Тем не менее солдаты приходили и к нам то за картошкой, то за яйцами, а другой раз утром мы обнаруживали, что недостает курицы. Но в остальном они вели себя дружелюбно, и народ тоже относился к ним хорошо. Когда стало ясно, что солдаты задержатся в городе, я получила от партизан задание. Погода благоприятствовала их боевым действиям, и мне поручили достать патроны и взрывчатку. Откуда — не сказали, но это и так было ясно. В городе вражеские солдаты, вот у них и бери. Подруга мне сказала, что словацкие солдаты продают и меняют на продукты мыло и табак. Я организовала девчат, и мы решили за яйца и масло достать, что нужно было партизанам. Все, что мы выменивали у солдат, прятали у нас в сарае, а уж отсюда дорожка к партизанам нашим ребятам была знакома. Продолжалось это довольно долго, но потом об этом пронюхала полиция. Немцы начали шастать по домам, искали мыло и другие вещи, но ничего не обнаружили. Тогда они послали своих людей выследить, кто из местных покупает мыло, ну, и их люди, переодетые в словацкую форму, продавали в городе кто что, предлагали и тол и понемногу втерлись в нашу организацию.

Люба помолчала.

Янко стоял, уставясь в землю, и ковырял носком сапога ямку.

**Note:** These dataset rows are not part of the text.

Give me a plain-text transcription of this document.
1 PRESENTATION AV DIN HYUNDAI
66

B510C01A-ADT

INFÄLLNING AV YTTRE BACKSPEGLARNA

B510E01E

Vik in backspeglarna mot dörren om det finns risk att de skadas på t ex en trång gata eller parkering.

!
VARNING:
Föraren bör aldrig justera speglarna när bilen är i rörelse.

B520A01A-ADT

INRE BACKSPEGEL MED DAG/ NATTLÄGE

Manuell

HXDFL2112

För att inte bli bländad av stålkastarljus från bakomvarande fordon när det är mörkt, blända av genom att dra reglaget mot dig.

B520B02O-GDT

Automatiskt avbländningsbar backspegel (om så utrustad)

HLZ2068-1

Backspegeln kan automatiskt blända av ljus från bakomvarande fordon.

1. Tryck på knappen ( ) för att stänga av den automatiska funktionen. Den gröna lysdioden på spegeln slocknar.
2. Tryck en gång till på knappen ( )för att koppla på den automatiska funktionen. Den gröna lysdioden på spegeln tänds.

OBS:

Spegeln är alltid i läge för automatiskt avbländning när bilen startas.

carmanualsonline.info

— И тут к нам зачастил Янко. Куры у нас перестали пропадать, но я не хотела с ним разговаривать, хотя он помогал нам по дому. Рубил дрова, иногда и из лесу приносил дерево-другое, воду из колодца таскал, и мама очень его полюбила. Но я не верила ему, а мать корила меня, что я, дескать, должна быть ему благодарна, лучше относиться, и еще невесть что говорила. Матери всегда знают больше дочерей.

— А вы так и не догадывались, чего он к вам ходит? — пошутил майор.

— Нет, товарищ майор, я была уверена, что Янко шпионит, ни о чем другом я и думать не смела.

Люба вздохнула, посмотрела на Янко и продолжала:

— Но вот пришли и те, кого со страхом я ждала все время. Я только позднее узнала обо всем. В доверие к нашим ребятам из подпольной организации втерся один полицай по приказу немцев. Он даже и полицаем-то не был, черт его поймет, кто это был, никто его не знал. И вот этот подлец продал моей подружке тол, а сам два дня следил за ней, куда она его денет. Следы привели к нам. Дом наш окружили так быстро, что я не успела убежать. Пришли полицаи и немцы. Двое угрозами принуждали сознаться, задержав нас в кухне, остальные переворачивали дом вверх ногами. Искали долго и все же нашли в погребе килограммов пять тола. Когда его принесли в дом, тот самый, который выследил нас — он был теперь уже в форме эсэсовца, — схватил шашку тола и ударил меня по голове. — И Люба показала шрам, откинув назад волосы. — А сам при этом смеялся: «Что, больно? С чего бы? Ведь мыло мягкое!» Мать подскочила было ко мне, но этот дьявол оттолкнул ее в угол. Шашки взрывчатки мне сунули в руки, но я выпустила их, и они посыпались на пол. Меня начали хлестать ремнями, велели поднять тол и выгнали на улицу.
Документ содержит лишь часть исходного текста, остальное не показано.